If \( a, b \), and \( c \) are non-collinear vectors such that for some scalars \( x, y, z \), the equation \[ x a + y b + z c = 0, \quad x a + x b + x c = 0, \] then

• A. \( x = 0, y = 0, z = 0 \)
• B. \( x \neq 0, y \neq 0, z = 0 \)
• C. \( x = 0, y \neq 0, z \neq 0 \)
• D. \( x \neq 0, y \neq 0, z \neq 0 \)

Hint:

When dealing with non-collinear vectors in a system of equations, if the vector sum is zero, all coefficients must be zero.

Answer 1

The Correct Option is A

Step 1: Understand the problem.
We are given two vector equations: \[ x a + y b + z c = 0 \quad \text{and} \quad x a + x b + x c = 0 \] We are tasked with finding the values of \( x \), \( y \), and \( z \) that satisfy these conditions.

Step 2: Analyze the second equation.
The second equation can be simplified by factoring out \( x \): \[ x (a + b + c) = 0 \] Since \( a \), \( b \), and \( c \) are non-collinear, \( a + b + c \neq 0 \).
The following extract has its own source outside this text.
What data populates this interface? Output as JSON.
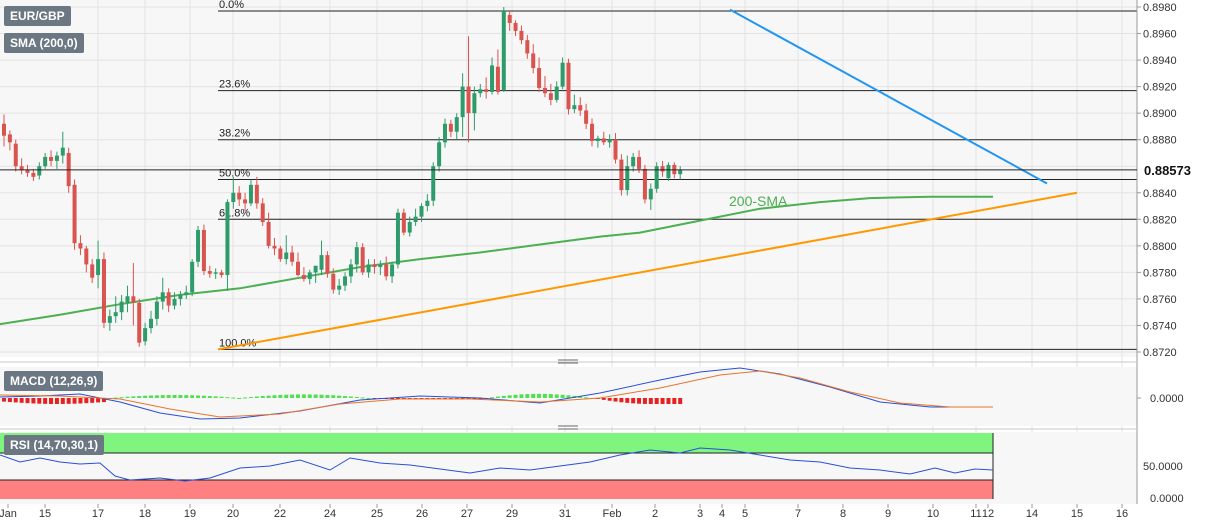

Therefore, we must have: \[ x = 0 \]

Step 3: Substitute \( x = 0 \) into the first equation.
Substituting \( x = 0 \) into the first equation, we get: \[ 0 \cdot a + y b + z c = 0 \] This simplifies to: \[ y b + z c = 0 \] Since \( b \) and \( c \) are non-collinear, the only solution to this equation is: \[ y = 0 \quad \text{and} \quad z = 0 \]

Step 4: Conclusion.
Thus, \( x = 0 \), \( y = 0 \), and \( z = 0 \), which corresponds to option (A).